As you read this, the United States might already be at war, and the butcher's bill from the second half of February might seem minor in comparison. But that bill was messy: Almost 100 dead at a Rhode Island nightclub because an infantile band played with matches. Over 20 dead after a stampede in an overcrowded Chicago nightclub. Over 130 dead after a subway conductor in South Korea fled a burning train without opening its doors.
With all our concern about weapons of mass destruction, a lot of small masses die when small precautions are ignored or overlooked. Some club owners esteem dollars over safety and admit more fans than fire codes allow. Then those fans don't take a second to see where the nearest exit is.
In the central areas of New York, Washington, and other large cities with terrorist bull's-eyes on them, it's wise to be prepared, but in most of the country everyday risks are far greater hazards. During 2001 Americans had (humanly speaking) about a 1 in 100,000 chance of being killed in a terrorist attack; that includes those killed on the ground in New York and Washington and in the four airplanes that terrorists seized on Sept. 11. That same year the odds of being killed in a motor vehicle accident were about 1 in 6,000.
The odds of being killed while attending Great White's heavy metal concert in West Warwick, R.I., late in February were about 1 in 4. Here's a tiny silver lining in last week's dark cloud of death: Music-related catastrophes have become "a wake-up call for clubs to make public safety the No. 1 concern," in the words of Frank Hendrix, owner of Emo's in Austin, Texas. Charles Attal, owner of another club near the Texas capitol, Stubb's, said his new rule was "No pyro, period. From now on, I don't even want bands to light candles onstage."

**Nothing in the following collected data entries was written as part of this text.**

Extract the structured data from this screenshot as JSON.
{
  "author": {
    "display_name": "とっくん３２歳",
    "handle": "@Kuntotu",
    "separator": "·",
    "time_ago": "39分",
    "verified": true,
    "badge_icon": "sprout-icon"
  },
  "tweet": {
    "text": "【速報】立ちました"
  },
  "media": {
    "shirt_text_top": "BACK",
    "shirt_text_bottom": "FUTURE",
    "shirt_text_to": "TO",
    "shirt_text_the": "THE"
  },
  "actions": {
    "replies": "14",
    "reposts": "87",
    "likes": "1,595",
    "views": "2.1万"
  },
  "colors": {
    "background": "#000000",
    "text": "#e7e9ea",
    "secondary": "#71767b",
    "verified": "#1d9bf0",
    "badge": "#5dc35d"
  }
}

Such caution in other realms as well (wearing seatbelts or bicycle helmets, for example) should be basic. Safety measures go alongside faith in God's overarching Providence. God is in charge of our lives, so odds are in one sense beside the point, but they do help us decide what precautions to take. For homeland defense, breaking up terrorist cells within the United States is an important way to protect life by reducing the possibility of, say, a low-yield nuclear weapon exploding in a major city. Inoculation against smallpox also makes sense.
We should act against those and other threats, while not becoming so obsessed with them that we forget to look both ways before crossing streets or to thank God every evening when all the members of our families are safely home.